ZUANAZZI: O cargo do ministro é político, não é o nosso caso. Somos um órgão de Estado e, assim sendo, qualquer ato de renúncia ou é pessoal ou por improbidade administrativa. Se eu achasse que não devia mais ficar no cargo, não tomaria essa atitude porque seria uma covardia. A agência não quer ter papel político, mas também não quer se subjugar politicamente. Ela quer ter um papel de agência e responder por isso. Se a lei brasileira montada para as agências foi essa, ela tem que ser cumprida, inclusive nossos mandatos.

A diretoria da Anac está fechada em continuar e não renunciar?

ZUANAZZI: Estamos fechados. Há uma unidade significativa na diretoria. Os diretores estão com a mesma disposição de ser parte da solução, e não do problema.

E se alterarem a legislação para mudar a diretoria das agências, elas se descaracterizam?

ZUANAZZI: É melhor ela não existir se isso for possível. A finalidade maior das agências é dar estabilidade ao ambiente regulatório, ao investimento privado que recebeu a concessão pública. Quando o ambiente de concessão não é claro e fica sujeito a inferências políticas ou mudanças de humor, o investidor foge porque teme que essa mudança ocorra no meio do seu investimento.

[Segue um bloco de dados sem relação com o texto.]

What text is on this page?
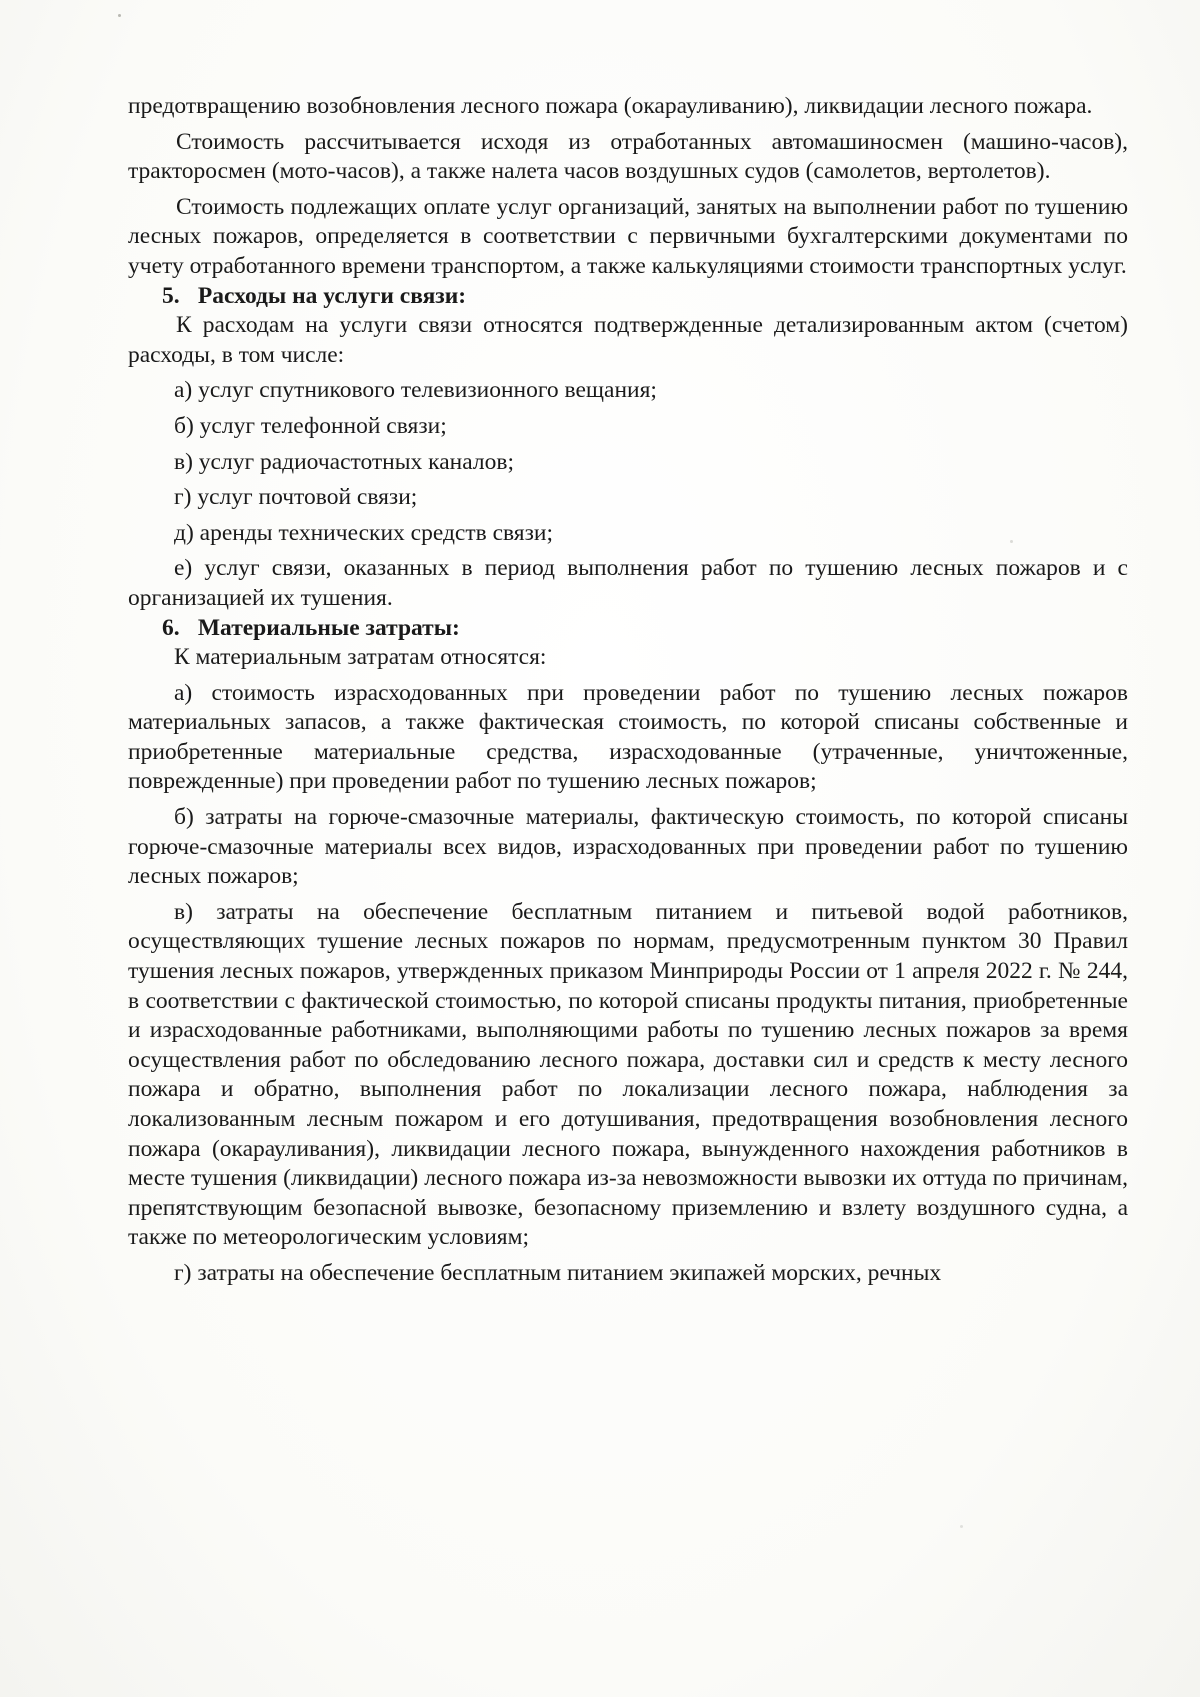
предотвращению возобновления лесного пожара (окарауливанию), ликвидации лесного пожара.

Стоимость рассчитывается исходя из отработанных автомашиносмен (машино-часов), тракторосмен (мото-часов), а также налета часов воздушных судов (самолетов, вертолетов).

Стоимость подлежащих оплате услуг организаций, занятых на выполнении работ по тушению лесных пожаров, определяется в соответствии с первичными бухгалтерскими документами по учету отработанного времени транспортом, а также калькуляциями стоимости транспортных услуг.

5. Расходы на услуги связи:

К расходам на услуги связи относятся подтвержденные детализированным актом (счетом) расходы, в том числе:

а) услуг спутникового телевизионного вещания;

б) услуг телефонной связи;

в) услуг радиочастотных каналов;

г) услуг почтовой связи;

д) аренды технических средств связи;

е) услуг связи, оказанных в период выполнения работ по тушению лесных пожаров и с организацией их тушения.

6. Материальные затраты:

К материальным затратам относятся:

а) стоимость израсходованных при проведении работ по тушению лесных пожаров материальных запасов, а также фактическая стоимость, по которой списаны собственные и приобретенные материальные средства, израсходованные (утраченные, уничтоженные, поврежденные) при проведении работ по тушению лесных пожаров;

б) затраты на горюче-смазочные материалы, фактическую стоимость, по которой списаны горюче-смазочные материалы всех видов, израсходованных при проведении работ по тушению лесных пожаров;

в) затраты на обеспечение бесплатным питанием и питьевой водой работников, осуществляющих тушение лесных пожаров по нормам, предусмотренным пунктом 30 Правил тушения лесных пожаров, утвержденных приказом Минприроды России от 1 апреля 2022 г. № 244, в соответствии с фактической стоимостью, по которой списаны продукты питания, приобретенные и израсходованные работниками, выполняющими работы по тушению лесных пожаров за время осуществления работ по обследованию лесного пожара, доставки сил и средств к месту лесного пожара и обратно, выполнения работ по локализации лесного пожара, наблюдения за локализованным лесным пожаром и его дотушивания, предотвращения возобновления лесного пожара (окарауливания), ликвидации лесного пожара, вынужденного нахождения работников в месте тушения (ликвидации) лесного пожара из-за невозможности вывозки их оттуда по причинам, препятствующим безопасной вывозке, безопасному приземлению и взлету воздушного судна, а также по метеорологическим условиям;

г) затраты на обеспечение бесплатным питанием экипажей морских, речных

Esses princípios não podem servir como uma estabilidade, independentemente da qualidade do trabalho?

ZUANAZZI: Sim. Por isso o marco regulatório é fundamental. É preciso ter um marco atualizado permanentemente, dando esses limites para você tirar a possibilidade daquele diretor daquela diretoria tomar medidas por sua conta e risco. O marco legal deve fixar os limites.

O ministro Jobim deixou claro que quem manda no setor aéreo é ele. A Anac perdeu força?

ZUANAZZI: Se foi a agência que centralizou o setor em algum momento, estava errada e fez isso por outros vazios de poder. Quem coordena a política é o governo, é o ministro da Defesa, ele é o presidente do Conac (Conselho de Aviação Civil) e, através do Conac, delibera para a agência suas diretrizes políticas. Esse é o instrumento legal que está aí. O que a Anac mais deseja é que fique restrita aos seus poderes regulador e fiscalizador, que não tenha nenhum papel político, nenhum papel de elaboração de políticas, de coordenação política.

Parte do governo avalia que diretores da Anac foram cooptados pelas empresas aéreas...

ZUANAZZI: Gostaria que essa expressão viesse em on, não em off. Gostaria que viesse de alguém, porque, se estão fazendo essa acusação, estão acusando muita gente, inclusive anteriores a nós. Se a Anac multa mais, se diminuiu (o movimento de) Congonhas, o aeroporto mais disputado economicamente neste país, se não foi ela que botou esse número de operações em Congonhas, então essa acusação é muito grave. Ela ultrapassa os limites de quando a Anac foi criada. Tem que me comparar com meu paradigma, não pode me comparar no ar.

A Anac foi o primeiro passo para desmilitarizar o setor de aviação. A iniciativa não deu certo ou o caminho seria aprofundar a desmilitarização?

ZUANAZZI: Não acho relevante desmilitarizar. É relevante que os órgãos tenham centralidade na elaboração de políticas e do ponto de vista da execução. Isso é fundamental. A elaboração de políticas e a coordenação desse processo cabem ao Conac.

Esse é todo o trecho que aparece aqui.